Apple has issued $1.5 billion in bonds dedicated to financing clean energy projects across its global business operations, the largest green bond to be issued by a U.S. corporation, the company’s head of environmental policy said Wednesday.
The Cupertino, California-based tech giant said proceeds from the green bond sales will be used to finance renewable energy, energy storage and energy efficiency projects, green buildings and resource conservation efforts.
“This will allow investors to show they will put their money where their hearts and concerns are,” Lisa Jackson, Apple’s vice president of environment, policy and social initiatives, told Reuters.
Although green bonds comprise a small fraction of the overall bond market, demand is expected to grow as investors seek lower-carbon investments.
Moody’s Investor Services said earlier this month it expects to see the issuance of green bonds rise to over $50 billion this year, following a record $42.4 billion issuance in 2015 due to the global climate change agreement reached in Paris in December.

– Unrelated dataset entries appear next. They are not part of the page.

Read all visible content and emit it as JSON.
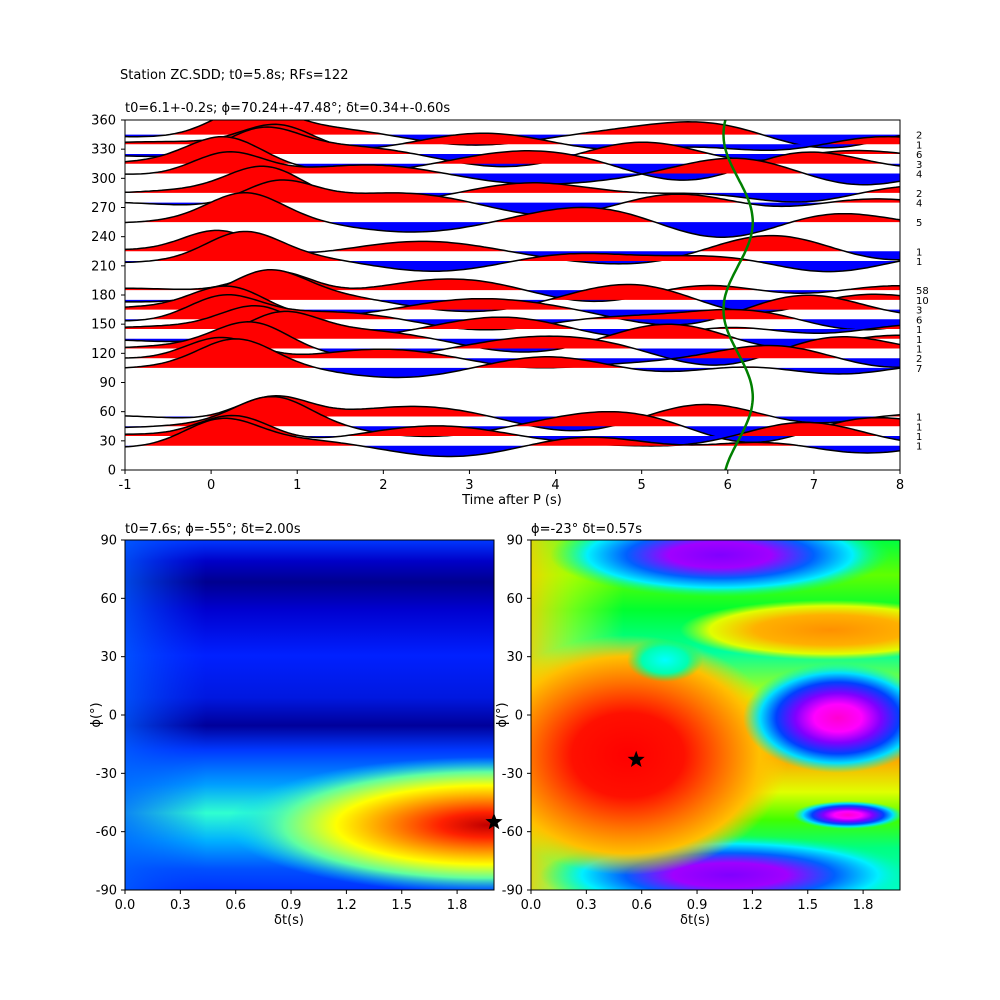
{
  "suptitle": "Station ZC.SDD; t0=5.8s; RFs=122",
  "chart_data": [
    {
      "type": "line",
      "title": "t0=6.1+-0.2s; ϕ=70.24+-47.48°; δt=0.34+-0.60s",
      "xlabel": "Time after P (s)",
      "ylabel": "",
      "xlim": [
        -1,
        8
      ],
      "ylim": [
        0,
        360
      ],
      "xticks": [
        "-1",
        "0",
        "1",
        "2",
        "3",
        "4",
        "5",
        "6",
        "7",
        "8"
      ],
      "yticks": [
        "0",
        "30",
        "60",
        "90",
        "120",
        "150",
        "180",
        "210",
        "240",
        "270",
        "300",
        "330",
        "360"
      ],
      "positive_fill_color": "#ff0000",
      "negative_fill_color": "#0000ff",
      "fit_curve_color": "#008000",
      "traces": [
        {
          "baz": 345,
          "count": "2"
        },
        {
          "baz": 335,
          "count": "1"
        },
        {
          "baz": 325,
          "count": "6"
        },
        {
          "baz": 315,
          "count": "3"
        },
        {
          "baz": 305,
          "count": "4"
        },
        {
          "baz": 285,
          "count": "2"
        },
        {
          "baz": 275,
          "count": "4"
        },
        {
          "baz": 255,
          "count": "5"
        },
        {
          "baz": 225,
          "count": "1"
        },
        {
          "baz": 215,
          "count": "1"
        },
        {
          "baz": 185,
          "count": "58"
        },
        {
          "baz": 175,
          "count": "10"
        },
        {
          "baz": 165,
          "count": "3"
        },
        {
          "baz": 155,
          "count": "6"
        },
        {
          "baz": 145,
          "count": "1"
        },
        {
          "baz": 135,
          "count": "1"
        },
        {
          "baz": 125,
          "count": "1"
        },
        {
          "baz": 115,
          "count": "2"
        },
        {
          "baz": 105,
          "count": "7"
        },
        {
          "baz": 55,
          "count": "1"
        },
        {
          "baz": 45,
          "count": "1"
        },
        {
          "baz": 35,
          "count": "1"
        },
        {
          "baz": 25,
          "count": "1"
        }
      ]
    },
    {
      "type": "heatmap",
      "title": "t0=7.6s; ϕ=-55°; δt=2.00s",
      "xlabel": "δt(s)",
      "ylabel": "ϕ(°)",
      "xlim": [
        0,
        2
      ],
      "ylim": [
        -90,
        90
      ],
      "xticks": [
        "0.0",
        "0.3",
        "0.6",
        "0.9",
        "1.2",
        "1.5",
        "1.8"
      ],
      "yticks": [
        "-90",
        "-60",
        "-30",
        "0",
        "30",
        "60",
        "90"
      ],
      "colormap": "jet",
      "best": {
        "dt": 2.0,
        "phi": -55
      }
    },
    {
      "type": "heatmap",
      "title": "ϕ=-23° δt=0.57s",
      "xlabel": "δt(s)",
      "ylabel": "ϕ(°)",
      "xlim": [
        0,
        2
      ],
      "ylim": [
        -90,
        90
      ],
      "xticks": [
        "0.0",
        "0.3",
        "0.6",
        "0.9",
        "1.2",
        "1.5",
        "1.8"
      ],
      "yticks": [
        "-90",
        "-60",
        "-30",
        "0",
        "30",
        "60",
        "90"
      ],
      "colormap": "hsv",
      "best": {
        "dt": 0.57,
        "phi": -23
      }
    }
  ]
}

Jackson said the Paris agreement prompted Apple to launch the green bond since hundreds of companies pledged to green their investments at the U.N. climate summit.
Some investors have said the green bond market has been hamstrung by a lack of commonly agreed standards on what constitutes a green bond and transparency about how proceeds from sales are used.
The definition of a green bond varies greatly. Socially conscious mutual funds, insurers and other likely buyers use different voluntary guidelines for investing in green bonds.
Apple will use the Green Bond Principles established by a group of financial institutions including BlackRock Inc and JPMorgan Chase & Co.
Consultancy Sustainalytics has reviewed Apple’s green bond framework to make sure it meets those standards. Accountancy Ernst & Young will do an annual audit of how the green bond proceeds are used.
Apple is expected to spend the majority of proceeds within two years of the issuance of the bonds.
Apple has taken steps to reduce its carbon footprint in its home state of California and at facilities across the globe and is pushing its suppliers to switch to renewable energy.
In October, the company announced steps to green its operations in China by bringing on over 200 megawatts of renewable energy and working with its suppliers, including Foxconn, to switch to cleaner energy sources.